We conducted an evolve and re-sequence (ER) experiment with Mycobacterium tuberculosis. We passaged M. tuberculosis strains with a selective pressure to grow as a biofilm. Next, we conducted whole-genome sequencing of pooled populations at intermediate passages over the course of the experiment. These scripts determine the genetic changes in bacterial populations over the course of passaging and annotate variants of interest. We used reference genome H37Rv, here MtbNCBIH37Rv.fa and Mtb_removeRegions_mergedCloserThan1000bp.bed.
poolER.py
poolER runs popoolation (run_popoolation.sh) in a high throughput manner. poolER takes in a csv file of the file names and passage information formatted like MT031_template.csv, as well as a reference genome fasta and bed file. It outputs a .csv file of the frequency change at every position in the genome over passaging time.

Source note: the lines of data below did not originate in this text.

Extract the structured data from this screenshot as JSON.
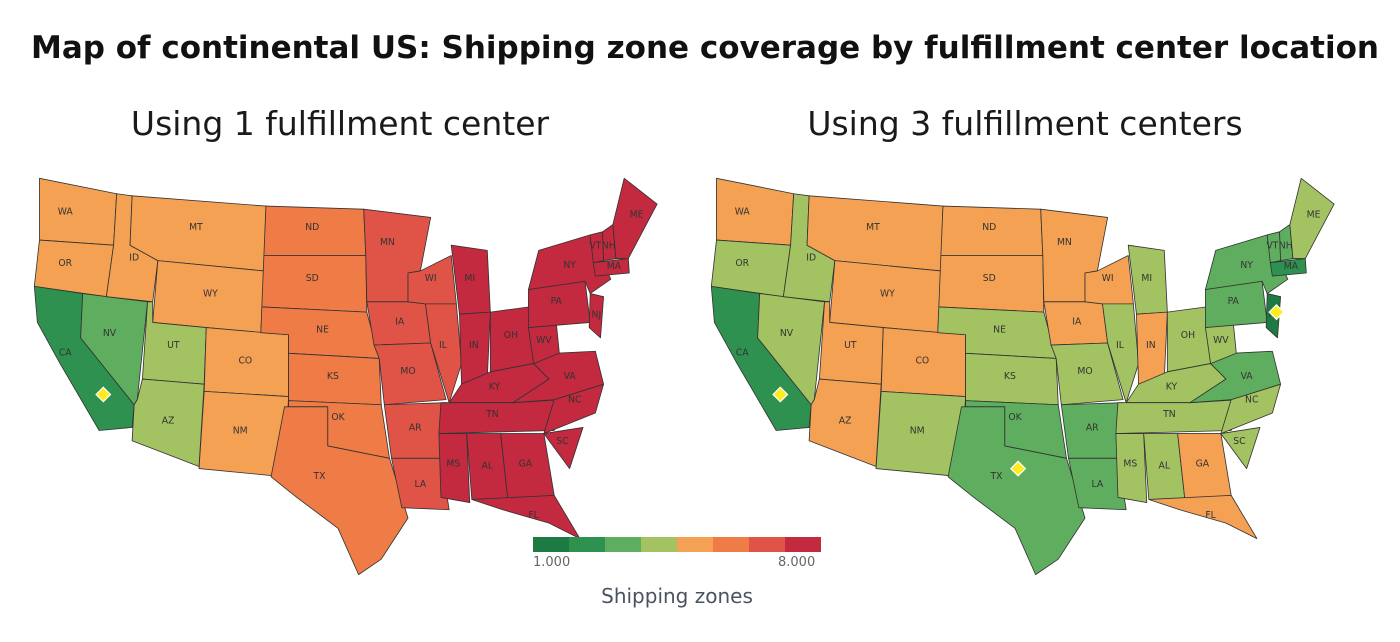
{
  "title": "Map of continental US: Shipping zone coverage by fulfillment center location",
  "maps": [
    {
      "subtitle": "Using 1 fulfillment center",
      "centers": [
        "CA"
      ],
      "zones": {
        "WA": 5,
        "OR": 5,
        "ID": 5,
        "MT": 5,
        "WY": 5,
        "CA": 2,
        "NV": 3,
        "UT": 4,
        "AZ": 4,
        "CO": 5,
        "NM": 5,
        "ND": 6,
        "SD": 6,
        "NE": 6,
        "KS": 6,
        "OK": 6,
        "TX": 6,
        "MN": 7,
        "IA": 7,
        "MO": 7,
        "AR": 7,
        "LA": 7,
        "WI": 7,
        "IL": 7,
        "MI": 8,
        "IN": 8,
        "OH": 8,
        "KY": 8,
        "TN": 8,
        "MS": 8,
        "AL": 8,
        "GA": 8,
        "FL": 8,
        "SC": 8,
        "NC": 8,
        "VA": 8,
        "WV": 8,
        "PA": 8,
        "NY": 8,
        "VT": 8,
        "NH": 8,
        "ME": 8,
        "MA": 8,
        "NJ": 8
      }
    },
    {
      "subtitle": "Using 3 fulfillment centers",
      "centers": [
        "CA",
        "TX",
        "NJ"
      ],
      "zones": {
        "WA": 5,
        "OR": 4,
        "ID": 4,
        "MT": 5,
        "WY": 5,
        "CA": 2,
        "NV": 4,
        "UT": 5,
        "AZ": 5,
        "CO": 5,
        "NM": 4,
        "ND": 5,
        "SD": 5,
        "NE": 4,
        "KS": 4,
        "OK": 3,
        "TX": 3,
        "MN": 5,
        "IA": 5,
        "MO": 4,
        "AR": 3,
        "LA": 3,
        "WI": 5,
        "IL": 4,
        "MI": 4,
        "IN": 5,
        "OH": 4,
        "KY": 4,
        "TN": 4,
        "MS": 4,
        "AL": 4,
        "GA": 5,
        "FL": 5,
        "SC": 4,
        "NC": 4,
        "VA": 3,
        "WV": 4,
        "PA": 3,
        "NY": 3,
        "VT": 3,
        "NH": 3,
        "ME": 4,
        "MA": 2,
        "NJ": 1
      }
    }
  ],
  "colors": [
    "#1e7a43",
    "#2f9150",
    "#5fae5f",
    "#a3c262",
    "#f4a154",
    "#ef7c47",
    "#e05447",
    "#c3293f"
  ],
  "center_marker_color": "#ffec1c",
  "legend": {
    "title": "Shipping zones",
    "min_label": "1.000",
    "max_label": "8.000"
  }
}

The path to run_popoolation.sh is hard-coded.
filtER.py
filtER takes in the output from poolER, the reference bed file, and the desired % frequency change. filtER first runs popoolationParser.py which filters the poolER output, leaving only variants which change in frequency => your desired %frequency change. Generally, we are interested in variants which change in frequency =>30%. Next, poolER annotates the variants using the reference bed file. In our case, we created the bed file using an annotator called prokka.
findingConvergentHits.R
This script will identify convergent hits across multiple experiments.
Variants with high relative coverage that were invariant in the ancestor and rose to >85% frequency, were at a high starting frequency in the ancestor and disappeared from the population, or otherwise changed in frequency by >10% were isolated. This script creates a csv with each convergent gene variant and metadata.